Home took on a different definition once I couldn’t lift a kettle or peel a potato. The Midway Nursing Home (surely I’m more than halfway?) is no place to hang a hat or entice families to gather.

The dimly lit common room there reminds me of a factory assembly line. Green vinyl chairs, tastefully covered with creased incontinent sheets, are placed around the perimeter of the room in a conveyer belt of seats to the front door. As someone doesn’t get up in the morning, we’re all moved round one and someone new takes up position on the line. I’ve been at the front of the queue some time now. The bolshier ones keep getting issued their tickets ahead of me.

‘I expect even Mavis Wallis won’t keep me awake tonight,’ I said to Catherine when she came back into the room.

‘I would have kept you here with me if I could have, Mother. You know that.’

Both our husbands are here now. Leaning against the mantelpiece in their wedding-cum-funeral suits. Old friends to me, and each other.

‘We know, Catherine.’

‘There’s no third party to this, Mother. It was between you and me, remember?’

‘I remember. But third parties make such good company, don’t you think?’

‘You didn’t think any of the third parties I got in to help were good company.’

‘They were strangers. Strangers can be so intrusive.’

‘You left them in no doubt of that, what with all the fuss you made every time they came to shower you.’

‘But male community nurses? What business have they wanting to wash old women?’

‘Mother, they’re professionals. That’s their job. Accepting their help might have kept you here with me longer.’


The way I see it, once she got that Power of Attorney signed I was packed out the front door quicker than a Kirby salesman.

‘I see you’ve swapped a few of the paintings around.’

‘Yes, I hope you don’t mind. I felt like a change.’

‘Your father and I always liked the landscape over the fireplace.’

‘It’s in the hall now.’

‘I’ll tell him he has to go out there if he wants to look at it then.’

‘He wouldn’t mind me moving it, Mother.’

‘Oh yes he does.’

I lift the cup on its shaky course from table to mouth. The tremor in my hand leaves a brown puddle of tea in the saucer. Droplets fall down the front of my good lilac dress.

‘Does it frighten you, Mother?’ Catherine asks, dabbing at the front of my dress with a serviette.

‘Does what frighten me?’


‘Oh, am I frightened of dying?’

I look around the room at the people I have loved in my lifetime and we smile at each other.
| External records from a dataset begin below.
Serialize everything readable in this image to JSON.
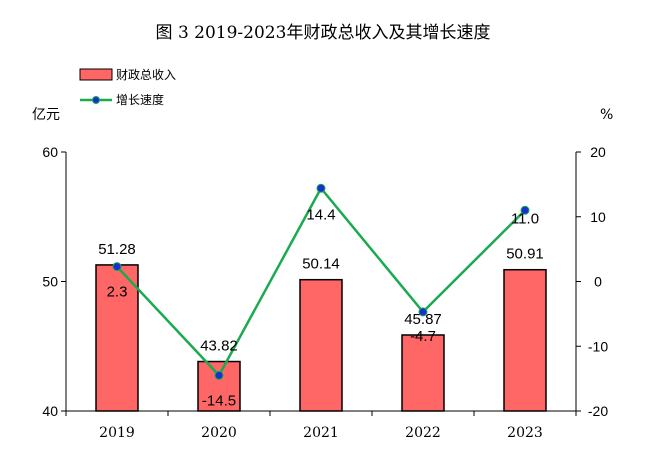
{
  "chart_data": {
    "type": "bar+line",
    "title": "图 3 2019-2023年财政总收入及其增长速度",
    "categories": [
      "2019",
      "2020",
      "2021",
      "2022",
      "2023"
    ],
    "bars": {
      "name": "财政总收入",
      "values": [
        51.28,
        43.82,
        50.14,
        45.87,
        50.91
      ],
      "labels": [
        "51.28",
        "43.82",
        "50.14",
        "45.87",
        "50.91"
      ],
      "axis_unit": "亿元",
      "ylim": [
        40,
        60
      ],
      "ticks": [
        "40",
        "50",
        "60"
      ],
      "color": "#ff6666"
    },
    "line": {
      "name": "增长速度",
      "values": [
        2.3,
        -14.5,
        14.4,
        -4.7,
        11.0
      ],
      "labels": [
        "2.3",
        "-14.5",
        "14.4",
        "-4.7",
        "11.0"
      ],
      "axis_unit": "%",
      "ylim": [
        -20,
        20
      ],
      "ticks": [
        "-20",
        "-10",
        "0",
        "10",
        "20"
      ],
      "color": "#1aaa50",
      "marker_color": "#1a2fd0"
    },
    "legend_position": "top-left",
    "grid": false
  }
}
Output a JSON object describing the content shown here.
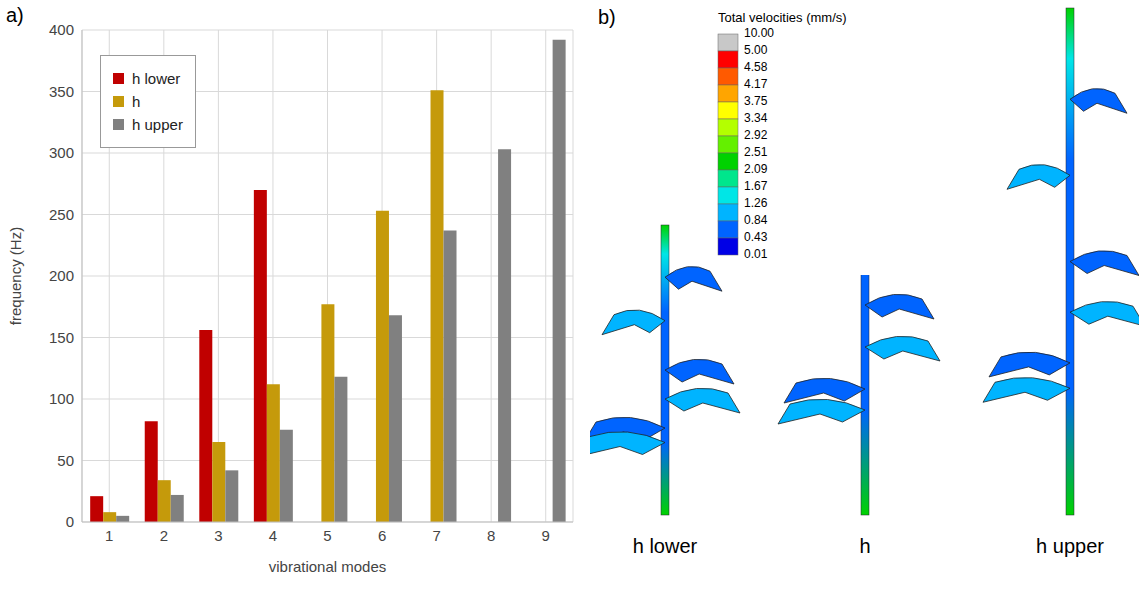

We all know old age is the cancer everybody gets, not measured in severity by how much time left, but how much time to go.

‘No, Catherine. Death when it comes will be like a hot water bottle in a cold bed – something cosy to look forward to.’

‘I won’t leave you alone, you know, when the time comes.’

‘Oh, I shouldn’t worry about that, Catherine. We’re never alone, not ever.’

‘I’ll start clearing away the mess. You rest here before you have to go back.’

‘Worse things could have happened to me,’ I called after her.

Typically, my words fell on ears deafer than mine.

Others have arrived now – my mother holding a newborn swaddled in a yellowed blanket, a second cousin, an old school friend.

Looking at them, I know I keep missing my train home. They’ve all taken their ticket to ride but I’m left sitting on the platform.

Soon I’ll find the ticket master and then they’ll speak to me.

‘Come on, Clara, hop aboard,’ is what they’ll say.